There is a bit of a silver lining. About two months ago, almost on a whim, I backed up my home area to the hard drive of my work computer. It had plenty of spare space because it has a 250 GB hard drive that could get away with only being 20 GB b/c I save all my data on the server at work (there’s a lesson in there, too…). So, thankfully, I haven’t lost everything, just the last two months worth of work, which — and at no point in the last two months did I think I’d be happy to say this — hasn’t amounted to much. I’ve been a complete slacker the last few months and now it’s paid off because I would’ve lost it all anyway.
I also called Apple and they’re going to replace the hard drive. (Well, I had to call twice…the first guy was a total idiot, so I just hung up and called back and got someone both polite and competent who immediately began filling out paperwork for a repair…note: if you’re buying an Apple laptop, get Apple Care, and keep calling if they don’t help you at first.) The hard drive had a particularly nasty death: I tried Disk Utility off the Install DVD, Firewire Disk Mode with another Mac, a Linux Live CD and a USB-SATA connector thingy and nothing would even let me see the drive, let alone let me recover any data from it. Apparently this is a relatively common death for Macbook hard drives, which doesn’t exactly discourage my temptation to buy an evil Dell and switch to Linux.
So do you see why I’m so distraught? Understand why I’m so embarassed and angry at myself? If I’d done nothing about backing up my data — which is what most people do, I guess — I would be angry and disappointed right now. However, the fact that I went through the process of developing a well thought-out backup plan and then screwed up one critical detail that made it all for nothing….that really stings.
* In case you’re wondering, I believe this will store the value of your password in the variable $password:
password=`security 2>&1 >/dev/null \ find-generic-password -ga test | grep password | \ sed -e "s/password: \"//" -e "s/\"//"`
James shared this with me weeks ago, yet I did not take the time to implement it…

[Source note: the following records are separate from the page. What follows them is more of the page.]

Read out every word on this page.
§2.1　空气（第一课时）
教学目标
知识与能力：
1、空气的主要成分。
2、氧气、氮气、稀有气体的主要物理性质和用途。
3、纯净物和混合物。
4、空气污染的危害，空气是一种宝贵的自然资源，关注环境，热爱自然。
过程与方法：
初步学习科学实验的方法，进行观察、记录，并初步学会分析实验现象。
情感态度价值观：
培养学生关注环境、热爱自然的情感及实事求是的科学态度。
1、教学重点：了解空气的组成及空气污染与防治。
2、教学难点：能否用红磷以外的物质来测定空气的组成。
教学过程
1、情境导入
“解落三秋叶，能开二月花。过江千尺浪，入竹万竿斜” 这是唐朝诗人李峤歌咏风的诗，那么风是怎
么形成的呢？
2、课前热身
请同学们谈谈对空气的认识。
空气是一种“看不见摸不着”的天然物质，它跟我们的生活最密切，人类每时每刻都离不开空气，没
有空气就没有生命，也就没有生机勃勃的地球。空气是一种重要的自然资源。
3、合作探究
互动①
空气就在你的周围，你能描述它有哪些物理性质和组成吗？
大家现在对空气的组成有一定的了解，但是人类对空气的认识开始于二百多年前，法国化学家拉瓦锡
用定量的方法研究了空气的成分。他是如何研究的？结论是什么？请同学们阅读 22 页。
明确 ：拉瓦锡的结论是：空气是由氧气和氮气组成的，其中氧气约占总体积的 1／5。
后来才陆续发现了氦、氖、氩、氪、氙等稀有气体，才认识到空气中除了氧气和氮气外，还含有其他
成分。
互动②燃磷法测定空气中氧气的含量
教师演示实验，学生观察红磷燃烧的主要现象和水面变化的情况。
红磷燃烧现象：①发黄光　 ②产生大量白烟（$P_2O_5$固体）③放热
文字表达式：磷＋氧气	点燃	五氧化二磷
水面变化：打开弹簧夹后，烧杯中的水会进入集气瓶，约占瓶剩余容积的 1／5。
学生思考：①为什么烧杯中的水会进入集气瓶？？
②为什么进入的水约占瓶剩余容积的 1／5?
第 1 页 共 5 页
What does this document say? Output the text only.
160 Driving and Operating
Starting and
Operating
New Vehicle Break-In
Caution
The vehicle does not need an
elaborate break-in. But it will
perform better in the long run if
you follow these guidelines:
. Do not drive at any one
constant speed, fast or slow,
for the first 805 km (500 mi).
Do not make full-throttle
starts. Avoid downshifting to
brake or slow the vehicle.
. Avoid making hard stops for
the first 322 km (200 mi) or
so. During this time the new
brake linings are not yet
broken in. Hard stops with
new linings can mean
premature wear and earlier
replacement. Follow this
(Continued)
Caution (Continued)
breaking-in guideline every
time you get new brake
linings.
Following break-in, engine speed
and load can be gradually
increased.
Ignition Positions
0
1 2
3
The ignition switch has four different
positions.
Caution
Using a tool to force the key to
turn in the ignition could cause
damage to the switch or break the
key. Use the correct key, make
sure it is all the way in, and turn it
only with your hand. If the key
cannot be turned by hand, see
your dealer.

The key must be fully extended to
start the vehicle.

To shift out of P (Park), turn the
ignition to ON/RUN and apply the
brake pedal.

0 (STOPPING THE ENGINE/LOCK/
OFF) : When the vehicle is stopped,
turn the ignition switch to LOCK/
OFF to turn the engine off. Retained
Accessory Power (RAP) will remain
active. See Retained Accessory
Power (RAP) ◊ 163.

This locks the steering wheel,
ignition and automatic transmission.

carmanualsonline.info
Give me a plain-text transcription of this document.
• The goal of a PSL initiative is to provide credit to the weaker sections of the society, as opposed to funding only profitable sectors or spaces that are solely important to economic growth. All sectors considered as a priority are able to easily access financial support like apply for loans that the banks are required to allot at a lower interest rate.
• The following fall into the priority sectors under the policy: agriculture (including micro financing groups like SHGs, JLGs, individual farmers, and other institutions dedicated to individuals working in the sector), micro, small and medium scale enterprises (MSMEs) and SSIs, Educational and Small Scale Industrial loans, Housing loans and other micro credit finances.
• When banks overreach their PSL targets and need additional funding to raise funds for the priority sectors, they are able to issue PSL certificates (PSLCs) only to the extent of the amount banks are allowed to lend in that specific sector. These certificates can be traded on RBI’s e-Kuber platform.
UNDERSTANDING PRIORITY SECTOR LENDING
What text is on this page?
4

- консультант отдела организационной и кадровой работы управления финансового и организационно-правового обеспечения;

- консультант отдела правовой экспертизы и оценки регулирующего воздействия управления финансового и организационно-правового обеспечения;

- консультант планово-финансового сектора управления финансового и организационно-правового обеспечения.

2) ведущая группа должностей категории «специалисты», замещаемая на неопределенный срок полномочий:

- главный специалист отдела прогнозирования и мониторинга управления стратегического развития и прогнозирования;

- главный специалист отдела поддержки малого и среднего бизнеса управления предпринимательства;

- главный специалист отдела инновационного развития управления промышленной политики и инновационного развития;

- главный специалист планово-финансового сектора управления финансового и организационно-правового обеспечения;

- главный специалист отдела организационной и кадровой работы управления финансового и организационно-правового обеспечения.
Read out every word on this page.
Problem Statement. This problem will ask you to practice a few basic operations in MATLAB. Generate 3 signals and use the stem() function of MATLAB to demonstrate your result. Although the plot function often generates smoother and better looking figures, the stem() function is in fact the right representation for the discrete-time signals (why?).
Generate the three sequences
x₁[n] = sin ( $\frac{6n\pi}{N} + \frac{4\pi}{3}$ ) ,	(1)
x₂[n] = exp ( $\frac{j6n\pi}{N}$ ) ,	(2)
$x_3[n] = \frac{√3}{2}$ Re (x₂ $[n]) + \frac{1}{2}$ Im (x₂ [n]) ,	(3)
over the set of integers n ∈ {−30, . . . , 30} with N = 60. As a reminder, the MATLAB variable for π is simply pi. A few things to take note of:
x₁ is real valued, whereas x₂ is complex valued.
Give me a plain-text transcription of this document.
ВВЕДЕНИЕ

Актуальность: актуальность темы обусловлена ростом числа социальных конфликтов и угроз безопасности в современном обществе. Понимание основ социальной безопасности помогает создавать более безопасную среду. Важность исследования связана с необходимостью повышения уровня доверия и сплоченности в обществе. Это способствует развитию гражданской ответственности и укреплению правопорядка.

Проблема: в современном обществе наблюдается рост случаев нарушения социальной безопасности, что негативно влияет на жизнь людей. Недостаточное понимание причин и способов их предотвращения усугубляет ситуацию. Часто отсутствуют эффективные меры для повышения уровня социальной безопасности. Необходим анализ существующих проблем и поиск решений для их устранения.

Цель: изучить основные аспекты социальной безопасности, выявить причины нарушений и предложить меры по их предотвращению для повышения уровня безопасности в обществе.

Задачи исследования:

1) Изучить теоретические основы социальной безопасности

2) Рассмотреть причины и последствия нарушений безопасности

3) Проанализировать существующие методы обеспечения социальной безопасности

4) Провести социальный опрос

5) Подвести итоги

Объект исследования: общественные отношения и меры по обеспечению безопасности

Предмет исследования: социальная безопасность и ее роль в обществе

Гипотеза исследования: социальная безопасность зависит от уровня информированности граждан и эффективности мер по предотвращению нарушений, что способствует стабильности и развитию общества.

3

** This illustrates an interesting dilemma about data protection: by increasing security on one front (password security) you also decrease security on another (human stupidity and forgetfullness). Another example: I had enough room on my external hard drive for either a single, full nightly image of my laptop’s drive (best in the case of hardware failure) or incremental, archived backups of all the important folders (best in case of human error: overwriting files and not realizing it for a day or so). Care to guess whether or not I’ve ever overwritten files that could’ve been recovered a few days later if I’d opted for the latter scenario? (Or simply coughed up the cash for a bigger drive and done both?)
*** My logic for thinking this was a better choice was that the password was for a disk image stored on my home server, so it would'nt really help anyone who stole my laptop, unless they happened to steal it in my house and also figure out the password to my server. Of course, the best choice would’ve been to use the keychain tip above, or just write down the damn password and put it in a safe place.